Logos a écrit : ↑06 août 2018, 17:55:15
Je vois qu'on parle beaucoup des filières universitaires sans débouchés. Mais ce n'est pas le cœur du problème.
Les pics de chômage ne se retrouvent pas chez les Bac+5 en Histoire de l'Art mais à des niveaux CAP/Bac Pro.
Y compris plusieurs années après la sortie d'étude.
Les Bac+5 en Histoire de l'Art galèrent plus que d'autres Bac+5 ou même Bac+2. Mais après un certain temps ils finissent
quand même par faire leur trou. Alors certes sans rapport avec leur formation ou leur "niveau", et donc c'est du gâchis.
Mais leur taux de chômage moyen reste faible. C'est sans doute que pour avoir un Bac+5 même "inutile", il faut quand même avoir un minimum de capacités d'apprentissage, d'expression et de motivation. Et que beaucoup utilisent ces capacités pour faire d'autres formations, passer des concours ou évoluer en interne dans les grosses entreprises.
Malheureusement du coup ils "prennent la place" des CAP/Bac Pro/BTS à qui ces emplois étaient initialement destinés.
Le chômage se transmet "en cascade" par le jeu des dévalorisation respectives des diplômes.
J'ai deux exemples d'amies ayant fait une licence de lettres et qui ont passé ensuite un CAP Pâtisserie ensembles. Les deux ont très bien réussi. Un ami avec un Master en communication devenu maçon et qui a fini par reprendre la boîte de son patron qui tourne très bien. Tout simplement car au-delà de la technique, pour gérer une boite de BTP il faut savoir manipuler des chiffres, gérer des hommes, comprendre le droit, bien parler, savoir communiquer. Autre exemple : une mère au foyer de 45 ans n'ayant que le Bac et qui décide tout à coup de devenir infirmière. Personne n'y croyait. Et bien elle a réussi ses études et a décrocher un poste en hôpital.
Tout le monde n'a pas cette capacité ou le temps libre pour cela. Mais en France (dans les institutions, les entreprises) on a l'obsession de la formation initiale et du CV. Ce qu'on fait à 20 ans devrait nous définir toute notre vie. On ne conçoit pas qu'on puisse reprendre des études à 30, 40 ou même 50 ans. Et qu'on soit capable de faire autre chose que ce qu'on a toujours fait. Qu'un diplômé en lettres puisse devenir informaticien. Et qu'un mécano puisse devenir éducateur spécialisé. On ne laisse pas sa chance à celui qui n'a pas le bon CV mais qui est motivé et capable d'apprendre.
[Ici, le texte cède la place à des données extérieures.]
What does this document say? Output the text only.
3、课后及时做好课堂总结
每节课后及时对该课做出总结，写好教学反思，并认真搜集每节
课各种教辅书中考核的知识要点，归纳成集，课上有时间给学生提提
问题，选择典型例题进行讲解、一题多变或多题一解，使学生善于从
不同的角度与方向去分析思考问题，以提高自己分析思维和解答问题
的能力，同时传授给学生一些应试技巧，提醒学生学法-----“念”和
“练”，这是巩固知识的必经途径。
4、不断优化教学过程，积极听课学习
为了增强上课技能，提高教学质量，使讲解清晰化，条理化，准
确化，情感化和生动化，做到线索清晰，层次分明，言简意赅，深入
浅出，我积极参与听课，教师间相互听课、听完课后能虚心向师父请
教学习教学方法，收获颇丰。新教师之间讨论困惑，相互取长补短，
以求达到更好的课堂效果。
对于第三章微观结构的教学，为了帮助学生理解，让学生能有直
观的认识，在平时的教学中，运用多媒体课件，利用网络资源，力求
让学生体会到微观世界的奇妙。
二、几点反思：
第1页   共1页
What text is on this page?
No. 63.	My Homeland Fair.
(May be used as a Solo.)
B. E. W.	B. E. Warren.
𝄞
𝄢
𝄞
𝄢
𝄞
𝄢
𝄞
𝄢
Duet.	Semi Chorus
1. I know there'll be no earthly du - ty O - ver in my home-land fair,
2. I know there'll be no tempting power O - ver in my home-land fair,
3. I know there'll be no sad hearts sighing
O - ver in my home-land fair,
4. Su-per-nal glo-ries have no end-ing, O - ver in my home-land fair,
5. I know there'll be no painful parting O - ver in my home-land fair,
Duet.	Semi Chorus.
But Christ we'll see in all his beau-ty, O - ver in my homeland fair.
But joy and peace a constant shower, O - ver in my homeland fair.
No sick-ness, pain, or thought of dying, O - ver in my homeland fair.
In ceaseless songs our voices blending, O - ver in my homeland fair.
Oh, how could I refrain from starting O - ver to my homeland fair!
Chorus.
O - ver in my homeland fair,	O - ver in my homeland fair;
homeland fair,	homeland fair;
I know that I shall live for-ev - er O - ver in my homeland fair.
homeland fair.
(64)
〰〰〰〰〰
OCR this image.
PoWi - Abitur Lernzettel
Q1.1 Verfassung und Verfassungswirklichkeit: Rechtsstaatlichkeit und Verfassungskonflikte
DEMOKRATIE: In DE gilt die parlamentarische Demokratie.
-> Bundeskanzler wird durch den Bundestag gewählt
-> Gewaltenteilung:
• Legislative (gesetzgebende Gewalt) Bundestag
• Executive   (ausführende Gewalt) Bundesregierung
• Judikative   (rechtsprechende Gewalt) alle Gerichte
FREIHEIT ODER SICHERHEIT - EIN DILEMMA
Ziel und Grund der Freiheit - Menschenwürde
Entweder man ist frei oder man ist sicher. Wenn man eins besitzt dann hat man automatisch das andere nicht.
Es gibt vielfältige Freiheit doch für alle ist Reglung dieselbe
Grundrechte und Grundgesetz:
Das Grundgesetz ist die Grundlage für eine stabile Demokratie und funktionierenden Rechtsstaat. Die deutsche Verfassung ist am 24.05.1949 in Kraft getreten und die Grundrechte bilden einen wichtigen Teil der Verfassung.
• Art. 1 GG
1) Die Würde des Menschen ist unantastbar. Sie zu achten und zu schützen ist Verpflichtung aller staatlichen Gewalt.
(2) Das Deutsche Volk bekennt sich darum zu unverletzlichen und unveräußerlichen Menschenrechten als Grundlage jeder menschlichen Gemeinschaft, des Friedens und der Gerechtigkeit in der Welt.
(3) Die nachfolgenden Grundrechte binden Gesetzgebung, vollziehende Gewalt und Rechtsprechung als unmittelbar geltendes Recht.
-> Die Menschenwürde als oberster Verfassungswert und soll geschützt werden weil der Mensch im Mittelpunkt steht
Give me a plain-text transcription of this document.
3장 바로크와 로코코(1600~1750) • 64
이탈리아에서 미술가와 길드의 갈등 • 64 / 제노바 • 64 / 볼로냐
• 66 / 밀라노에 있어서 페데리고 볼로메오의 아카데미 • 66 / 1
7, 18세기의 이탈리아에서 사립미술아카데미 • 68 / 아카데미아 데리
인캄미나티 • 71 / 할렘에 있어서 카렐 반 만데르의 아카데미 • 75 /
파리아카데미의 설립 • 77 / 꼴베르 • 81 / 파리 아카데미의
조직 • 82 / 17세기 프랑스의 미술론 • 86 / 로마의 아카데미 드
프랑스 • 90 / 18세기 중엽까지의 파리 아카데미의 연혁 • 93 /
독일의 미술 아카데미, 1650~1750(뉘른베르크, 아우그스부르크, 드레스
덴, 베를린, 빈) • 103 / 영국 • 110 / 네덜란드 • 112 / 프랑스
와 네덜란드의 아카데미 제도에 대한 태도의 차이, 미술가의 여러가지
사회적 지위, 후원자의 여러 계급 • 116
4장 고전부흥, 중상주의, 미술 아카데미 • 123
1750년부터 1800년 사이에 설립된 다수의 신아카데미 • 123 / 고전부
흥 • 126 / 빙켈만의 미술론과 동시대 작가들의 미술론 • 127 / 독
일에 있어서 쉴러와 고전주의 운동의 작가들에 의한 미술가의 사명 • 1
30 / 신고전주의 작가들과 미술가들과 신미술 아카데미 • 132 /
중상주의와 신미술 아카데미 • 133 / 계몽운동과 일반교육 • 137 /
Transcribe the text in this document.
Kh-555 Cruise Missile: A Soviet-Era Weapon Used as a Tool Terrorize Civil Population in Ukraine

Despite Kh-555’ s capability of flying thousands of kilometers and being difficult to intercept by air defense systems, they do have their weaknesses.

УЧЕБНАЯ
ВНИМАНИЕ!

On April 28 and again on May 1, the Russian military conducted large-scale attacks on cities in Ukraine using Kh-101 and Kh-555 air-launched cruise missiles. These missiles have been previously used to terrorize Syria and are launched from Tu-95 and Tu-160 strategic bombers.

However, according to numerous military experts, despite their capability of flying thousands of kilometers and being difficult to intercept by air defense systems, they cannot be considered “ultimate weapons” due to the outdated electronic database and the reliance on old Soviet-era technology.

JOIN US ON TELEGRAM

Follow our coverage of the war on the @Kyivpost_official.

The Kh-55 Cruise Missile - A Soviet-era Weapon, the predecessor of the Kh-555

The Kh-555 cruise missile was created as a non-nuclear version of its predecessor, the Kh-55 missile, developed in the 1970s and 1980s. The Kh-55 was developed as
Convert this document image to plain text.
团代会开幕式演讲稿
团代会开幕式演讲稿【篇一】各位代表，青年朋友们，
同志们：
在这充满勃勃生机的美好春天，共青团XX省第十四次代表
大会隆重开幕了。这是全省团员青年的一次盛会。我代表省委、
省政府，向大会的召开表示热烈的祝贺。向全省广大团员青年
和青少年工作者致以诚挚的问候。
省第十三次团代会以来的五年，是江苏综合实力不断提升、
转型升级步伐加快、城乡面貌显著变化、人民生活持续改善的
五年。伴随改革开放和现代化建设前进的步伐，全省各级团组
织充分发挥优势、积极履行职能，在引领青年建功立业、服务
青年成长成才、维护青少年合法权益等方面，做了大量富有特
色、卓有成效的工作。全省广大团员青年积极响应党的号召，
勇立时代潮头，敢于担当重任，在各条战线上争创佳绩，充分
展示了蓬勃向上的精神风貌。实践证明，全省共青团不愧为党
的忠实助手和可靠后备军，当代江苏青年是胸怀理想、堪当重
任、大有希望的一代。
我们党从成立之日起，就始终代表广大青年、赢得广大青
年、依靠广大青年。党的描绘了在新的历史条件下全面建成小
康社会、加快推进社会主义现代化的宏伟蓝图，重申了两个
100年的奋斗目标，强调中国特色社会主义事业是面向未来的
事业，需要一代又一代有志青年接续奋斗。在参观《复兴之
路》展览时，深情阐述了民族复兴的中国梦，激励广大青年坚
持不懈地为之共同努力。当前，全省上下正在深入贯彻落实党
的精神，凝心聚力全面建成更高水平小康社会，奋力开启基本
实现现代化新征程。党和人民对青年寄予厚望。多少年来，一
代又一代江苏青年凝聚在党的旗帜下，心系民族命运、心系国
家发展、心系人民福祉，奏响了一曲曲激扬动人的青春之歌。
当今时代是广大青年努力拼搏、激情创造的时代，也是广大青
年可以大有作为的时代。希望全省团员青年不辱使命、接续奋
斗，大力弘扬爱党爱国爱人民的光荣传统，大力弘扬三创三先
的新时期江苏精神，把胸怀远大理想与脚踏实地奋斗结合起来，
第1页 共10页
Je suis complètement d'accord avec ça, dans l'ensemble. Ce que je voudrait juste préciser, c'est qu'effectivement les diplômés d'études supérieures ont un meilleur accès au travail simplement parce qu'ils présentent une culture générale, donc un état d'esprit favorable, une capacité à réagir, analyser, comprendre. Mais c'est bien sur souvent le cas: on les retrouve souvent travaillant dans des filières qui normalement recrutaient du BAC pro ou du CAP, mais vu 10 ou 15 ans d'échec et d'insatisfaction, les employeurs cherchent des universitaires en reconversion. En tout cas les plus malins d'entre eux. Bémol pour les BTS, qui fournissent encore dans certaines filières des jeunes très intéressants et bien formés. Et les CAP reprennent de la valeur précisément par l'arrivée de plus en plus consistante, de jeunes universitaires s'adressant à des CFA de la Chambre de Métiers, pour obtenir une alternance.
Alors c'est grandement dommage pour les jeunes en échec, issus de 3ème de collège, qui sont bien souvent au CFA parce que c'est le dernier endroit ou on les accepte, mais dont on ne fera rien, parce qu'on apprend pas au éléphants à voler, ni au poisson à respirer, comme le déclarait justement Einstein. Pourtant, notre système éducatif, sous la pression idéologique que l'on sait, voudrait que les éléphants volent.
Du reste, le CFA avec qui je suis en rapport de manière permanente pour mes apprentis, m'annonce que vu la défection générale des entreprises pour former en CAP, va ouvrir l'année prochaine, une cession spéciale pour ex universitaires en reconversion dans les métiers techniques tels que métalliers chaudronnier soudeur, menuisier bois... c'est juste positif.
Et puisqu'on me reprochait de casser du jeune, il est clair que je ne tiens pas le jeune responsable de son relatif égarement (car il s'agit bien d'égarement subit). Le responsable est son parent, et la politique éducative, qui se déclarait dès les années 70, libératrice et révolutionnaire. D'aucun ne veut faire l'inventaire, sauf peut être actuellement sous ce gouvernement, et encore, on ne comprend pas encore quelle est vraiment la fibre des macronistes. Sauf à écouter Cédric Villani, intéressant au plus haut point.